October is Cybersecurity Month in the United States, but with the increasing rates of cybercrime, both from international and domestic sources, there is no month where cybercrime isn’t a constant, potentially catastrophic threat. The SolarWinds attack attributed to Russia in 2020, recent attacks on the water supply and other national infrastructure, and the increasing rate at which people have started working from home after the pandemic, has increased our awareness of cybercrime and our need to be constantly vigilant.
The elimination of passwords
One of the key components of this new era of cybersecurity is the elimination of passwords. Starting in September (but the result of steps taken over the last several years) Microsoft has gone completely passwordless, and even allows users to delete former passwords used for their Microsoft accounts. “If you have a Microsoft account, you can use the Authenticator [app] and within a few steps you can be passwordless," says Vasu Jakkal, Microsoft corporate vice president of the Microsoft Security, Compliance, Identity and Management division.

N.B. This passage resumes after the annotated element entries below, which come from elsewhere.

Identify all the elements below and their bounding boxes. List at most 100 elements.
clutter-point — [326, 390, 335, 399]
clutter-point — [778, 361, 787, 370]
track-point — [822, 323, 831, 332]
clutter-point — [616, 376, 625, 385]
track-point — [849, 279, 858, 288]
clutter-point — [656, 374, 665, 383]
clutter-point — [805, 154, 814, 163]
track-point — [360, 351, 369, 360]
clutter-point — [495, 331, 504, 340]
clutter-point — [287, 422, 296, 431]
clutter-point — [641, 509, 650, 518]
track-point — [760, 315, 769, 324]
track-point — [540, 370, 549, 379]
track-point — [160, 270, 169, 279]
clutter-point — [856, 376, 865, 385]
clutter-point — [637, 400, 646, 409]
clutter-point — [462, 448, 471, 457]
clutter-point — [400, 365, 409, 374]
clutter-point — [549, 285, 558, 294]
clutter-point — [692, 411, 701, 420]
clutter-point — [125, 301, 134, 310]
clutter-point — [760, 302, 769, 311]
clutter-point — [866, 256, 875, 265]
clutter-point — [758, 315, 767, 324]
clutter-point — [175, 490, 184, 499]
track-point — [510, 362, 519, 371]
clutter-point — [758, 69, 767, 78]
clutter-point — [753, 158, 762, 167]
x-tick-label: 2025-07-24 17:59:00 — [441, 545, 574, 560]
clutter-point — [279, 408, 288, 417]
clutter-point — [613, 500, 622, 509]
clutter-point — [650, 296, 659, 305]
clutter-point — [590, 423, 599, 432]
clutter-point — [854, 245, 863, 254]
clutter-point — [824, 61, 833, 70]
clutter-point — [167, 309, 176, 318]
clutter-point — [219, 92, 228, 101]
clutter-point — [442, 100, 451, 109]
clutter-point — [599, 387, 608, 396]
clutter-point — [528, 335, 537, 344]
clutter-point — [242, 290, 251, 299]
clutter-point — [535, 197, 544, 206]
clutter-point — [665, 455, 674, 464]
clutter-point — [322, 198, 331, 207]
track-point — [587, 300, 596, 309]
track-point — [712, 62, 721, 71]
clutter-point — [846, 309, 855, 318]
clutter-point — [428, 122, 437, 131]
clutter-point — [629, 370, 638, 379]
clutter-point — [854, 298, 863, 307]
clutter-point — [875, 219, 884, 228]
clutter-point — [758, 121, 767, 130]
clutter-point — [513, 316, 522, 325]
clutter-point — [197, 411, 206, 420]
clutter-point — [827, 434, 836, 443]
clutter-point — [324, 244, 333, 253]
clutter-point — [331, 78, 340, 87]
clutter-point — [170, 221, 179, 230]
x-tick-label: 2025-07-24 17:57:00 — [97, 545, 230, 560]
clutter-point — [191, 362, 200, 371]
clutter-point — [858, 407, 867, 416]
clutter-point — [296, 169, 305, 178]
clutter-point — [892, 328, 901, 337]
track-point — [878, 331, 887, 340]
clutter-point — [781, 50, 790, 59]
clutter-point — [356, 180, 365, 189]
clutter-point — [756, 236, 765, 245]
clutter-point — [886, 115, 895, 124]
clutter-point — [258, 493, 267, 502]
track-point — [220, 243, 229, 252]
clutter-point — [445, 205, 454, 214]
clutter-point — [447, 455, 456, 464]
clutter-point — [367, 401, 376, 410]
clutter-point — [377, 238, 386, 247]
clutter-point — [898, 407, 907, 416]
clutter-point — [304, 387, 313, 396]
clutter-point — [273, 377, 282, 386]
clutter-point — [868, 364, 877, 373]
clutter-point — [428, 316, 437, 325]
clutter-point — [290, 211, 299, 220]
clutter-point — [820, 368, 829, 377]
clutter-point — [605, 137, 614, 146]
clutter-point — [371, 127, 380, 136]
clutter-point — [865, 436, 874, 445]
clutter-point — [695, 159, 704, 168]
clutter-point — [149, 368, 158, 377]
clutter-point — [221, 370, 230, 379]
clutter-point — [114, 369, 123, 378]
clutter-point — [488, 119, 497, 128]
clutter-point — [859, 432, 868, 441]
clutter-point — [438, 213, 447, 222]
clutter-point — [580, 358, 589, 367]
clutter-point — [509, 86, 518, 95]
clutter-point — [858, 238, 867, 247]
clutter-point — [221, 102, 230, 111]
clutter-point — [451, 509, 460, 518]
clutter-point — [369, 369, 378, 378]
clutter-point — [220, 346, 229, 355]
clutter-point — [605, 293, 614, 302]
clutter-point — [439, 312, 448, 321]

Jakkal adds that during the pandemic “the number of attack surfaces has increased exponentially, so that was a big driving factor for us in accelerating a lot of our security initiatives.”
“Passwords alone are no longer effective at keeping users safe.”
Guemmy Kim, Google's director of account security and safety adds “The reality is passwords alone are no longer effective at keeping users safe.”
Meanwhile biometrics products and services continue to expand in popularity and have taken the forefront of the cybersecurity conversation. Biometric companies BIO-key, Plurilock and Onfido were recently recognized by the Cybersecurity community, and others are regularly in the headlines as well.
If there is any silver lining to our new reality of cyber threats it is that new solutions are on the horizon as well.